For years we have made cell suspensions from sliced organs using the standard EDTA and trypsin method found in many lab protocols. I have always known that many proteases are metalloproteins. I looked up trypsin and found that it requires calcium. It makes sense to get rid of calcium to rob cadherins of their calcium. But, doesn't it make more sense to first treat with trypsin and then treat with EDTA? Also, doesn't it make more sense to treat with EGTA since it is more selective for calcium?

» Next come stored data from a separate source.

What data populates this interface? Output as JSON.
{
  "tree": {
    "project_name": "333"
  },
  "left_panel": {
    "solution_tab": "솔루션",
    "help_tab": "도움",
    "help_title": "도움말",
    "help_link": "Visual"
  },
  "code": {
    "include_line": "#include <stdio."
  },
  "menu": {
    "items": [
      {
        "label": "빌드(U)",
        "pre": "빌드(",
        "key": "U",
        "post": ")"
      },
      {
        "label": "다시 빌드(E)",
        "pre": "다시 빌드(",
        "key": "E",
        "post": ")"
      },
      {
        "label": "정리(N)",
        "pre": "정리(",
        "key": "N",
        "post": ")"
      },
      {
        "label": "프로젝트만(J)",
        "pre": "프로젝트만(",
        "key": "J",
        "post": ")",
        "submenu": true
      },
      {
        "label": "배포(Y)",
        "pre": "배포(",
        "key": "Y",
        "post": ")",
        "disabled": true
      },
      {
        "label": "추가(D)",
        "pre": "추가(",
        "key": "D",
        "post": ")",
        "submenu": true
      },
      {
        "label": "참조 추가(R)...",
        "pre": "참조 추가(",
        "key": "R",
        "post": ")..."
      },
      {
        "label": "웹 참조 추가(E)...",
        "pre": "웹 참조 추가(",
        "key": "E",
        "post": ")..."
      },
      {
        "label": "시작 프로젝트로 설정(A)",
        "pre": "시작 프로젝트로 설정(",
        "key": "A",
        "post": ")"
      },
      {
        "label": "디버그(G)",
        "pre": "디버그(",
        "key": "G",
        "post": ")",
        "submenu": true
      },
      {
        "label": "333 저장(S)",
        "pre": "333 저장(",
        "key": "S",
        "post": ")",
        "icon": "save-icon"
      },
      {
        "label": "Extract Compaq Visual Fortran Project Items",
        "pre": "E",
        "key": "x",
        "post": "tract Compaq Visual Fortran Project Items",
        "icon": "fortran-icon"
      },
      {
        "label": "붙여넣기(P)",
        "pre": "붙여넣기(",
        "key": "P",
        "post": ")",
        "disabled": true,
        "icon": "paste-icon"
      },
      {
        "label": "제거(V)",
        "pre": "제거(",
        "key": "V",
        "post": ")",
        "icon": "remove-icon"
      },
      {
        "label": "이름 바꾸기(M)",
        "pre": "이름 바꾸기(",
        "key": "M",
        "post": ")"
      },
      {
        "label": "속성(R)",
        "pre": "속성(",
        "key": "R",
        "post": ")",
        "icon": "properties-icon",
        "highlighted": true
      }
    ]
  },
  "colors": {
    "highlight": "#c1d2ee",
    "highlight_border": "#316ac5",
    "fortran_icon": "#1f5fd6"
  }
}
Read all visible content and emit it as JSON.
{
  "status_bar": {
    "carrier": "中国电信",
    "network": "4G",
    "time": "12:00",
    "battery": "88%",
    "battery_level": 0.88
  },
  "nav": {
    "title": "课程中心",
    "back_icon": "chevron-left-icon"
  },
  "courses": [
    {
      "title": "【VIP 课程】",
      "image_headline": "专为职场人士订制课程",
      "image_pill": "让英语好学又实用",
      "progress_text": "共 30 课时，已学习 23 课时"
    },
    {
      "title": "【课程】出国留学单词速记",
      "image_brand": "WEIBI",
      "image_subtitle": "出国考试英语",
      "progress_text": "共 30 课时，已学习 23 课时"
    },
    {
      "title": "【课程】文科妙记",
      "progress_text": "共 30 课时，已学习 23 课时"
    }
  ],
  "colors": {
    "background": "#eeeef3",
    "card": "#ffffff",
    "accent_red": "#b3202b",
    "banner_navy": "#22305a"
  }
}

Or, is EDTA useful for reducing the activity of the trypsin.
Hi there,
Trypsin is not a metalloprotease and is actually inhibited by calcium and magnesium. The presence of EDTA is required to chelate divalent ions from the cell culture in order to favor trypsin activity to break up ECM and also to break cell interaction mediated by divalents (cadherin). After trypsinization serum is added to inhibit trypsin (serum contains inhibitors and highlevels of divalent ions).
Hi there,
Trypsin is not a metalloprotease and is actually inhibited by calcium and magnesium. The presence of EDTA is required to chelate divalent ions from the cell culture in order to favor trypsin activity to break up ECM and also to break cell interaction mediated by divalents (cadherin). After trypsinization serum is added to inhibit trypsin (serum contains inhibitors and highlevels of divalent ions).
Hi,
Trypsin does not require metal so EDTA may not block it. Purpose of adding EDTA is inhibit metalloprotease of cells other than trpsin.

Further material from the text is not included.